Yesterday at EMC World Rohit Ghai announced the official name for the much talked about project horizon. I’ve had many tongue in cheek conversations about Horizon as a name. The problem with it was that you can never actually get there. By definition the horizon is beyond reach. With this launch ECD leaps to the destination. (pun intended) This is more than changing backgrounds and logos. This event represents a transition. Moving from one phase to the next in an effort to bring transformational enterprise content management to the market place.
Last month in Madrid I was challenged to explain this strategy to a group of partners. Exactly what is ECD doing and how does it affect them?
What is ECD Doing in Three Words
Everything else is an extension of these three ideas. Resist the urge to make it more complicated.
Today ECD announced the timing for availability of a set of apps. These are content oriented products, delivered on the cloud and designed to solve very specific problems. Each includes a well defined collection of features that can be sold individually and that add value on their own. These same apps can coexist and work with others to complete a use case. They be integrated into partner and customer solutions both inside and outside the Leap Platform.
Secondly, LEAP will soon launch platform services. These services are the foundation for the apps we just announced. The idea obviously being that partners can develop their own solutions on this same environment.
Lastly LEAP will next year launch a marketplace to add the infrastructure to buy and sell new offerings delivered on the platform. A common mechanism to monetize the products developed on the platform.
If you want to read a description of the apps themselves Virginia Backaitis has good overview here. Her commentary on the effect and futures of the rest of the portfolio is interesting though I have some different takes on things. I will address that in a separate post.
What Does Leap Mean To Partners?
There are many details around go to market and pricing forthcoming but I want to focus on the broader questions. For the ECD partner ecosystem, Leap is a NEW opportunity not a wholesale replacement for what they do today. Leap represents a way to solve many of the same problems we have dealt with in ECM but without the barriers implicit in traditional monolithic approaches.
In order to write for the cloud the convention holds you should strive to create an app with the least amount of features to be functionally valuable and remain economically viable (minimally featured app). The opposite end of that spectrum would then be to take a platform that does everything you would ever need and make it available on the cloud. In my opinion, if what you want is Documentum’s content server’s api running unaltered in a pure multi-tenant cloud then not only are you violating this principle, you misunderstand the opportunity in front of us.
From a solutions perspective, most ECM problem solving has started with a mature platform baseline of features and then filtering to fit the use case. The minimal feature set basically included everything you might ever want to do in the install. Inevitably the solutions were always much more feature rich than they needed to be to solve a given problem.

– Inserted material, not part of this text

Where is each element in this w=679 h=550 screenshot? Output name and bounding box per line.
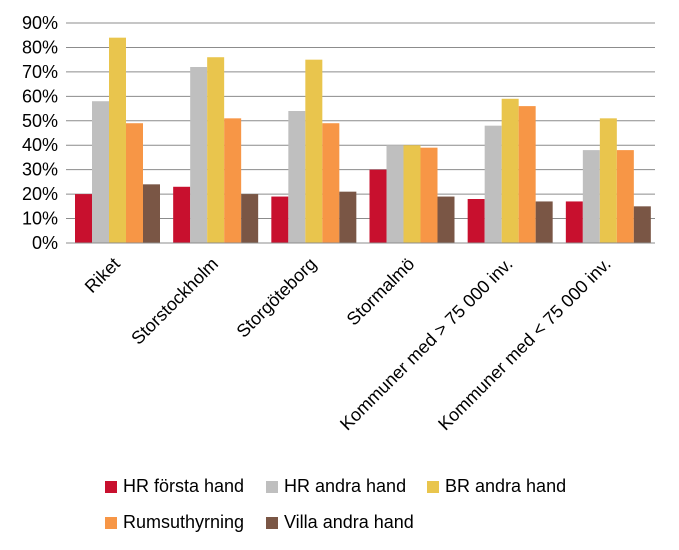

Interestingly, most of the cloud first competitors in the ECM space may have started with the principle of the minimally viable app in execution but quickly moved both in marketing and development to chase parity with the on prem feature set and messaging. Despite having platform talking points they stayed in the box implementing minimally featured but monolithic core user experiences.
As a solution architect, the most basic task is to decompose a business problem into units of work that can solved with technology and determine the most efficient and scalable implementation. Add to that now, as a partner and business owner the dimension of monetization. Is this unit of work valuable in isolation and is it something that customers might want to implement without dragging the rest of the platform into the transaction.
We have the opportunity with LEAP to rethink scenarios like distributed capture, last mile collaboration, approval, etc. and implement them for customers discreetly regardless of the current state of an internal infrastructure. This frees up businesses to react to the changes and challenges like those associated with mobility, distributed workforce, incremental process improvement and regulatory change without necessarily rebuilding or rehosting and altering the system of record for everything in the process.
Sync and Share and other discreet capabilities like remote signature capture demonstrated the customers desire to acquire and extend their existing as well as new initiatives in this componentized (appified) way. LEAP will make that possible with advanced content oriented service capabilities without forcing one repository or another.
For the existing Documentum oriented partners then, this is the better together story. For an entirely new ecosystem of cloud first innovators it is a new accelerator to extend into the enterprise.
There is a great deal to consider here as we take a step down into the next level of impact. Namely the developer/consultant roles. I will deal with that in a later post but clearly the message to me is that this is very much an expansion of the possible market and service opportunities for partners to grow new business from the core relationships and skills they have with the portfolio.
Disclaimer: I am an employee of EMC but these are my own opinions and observations.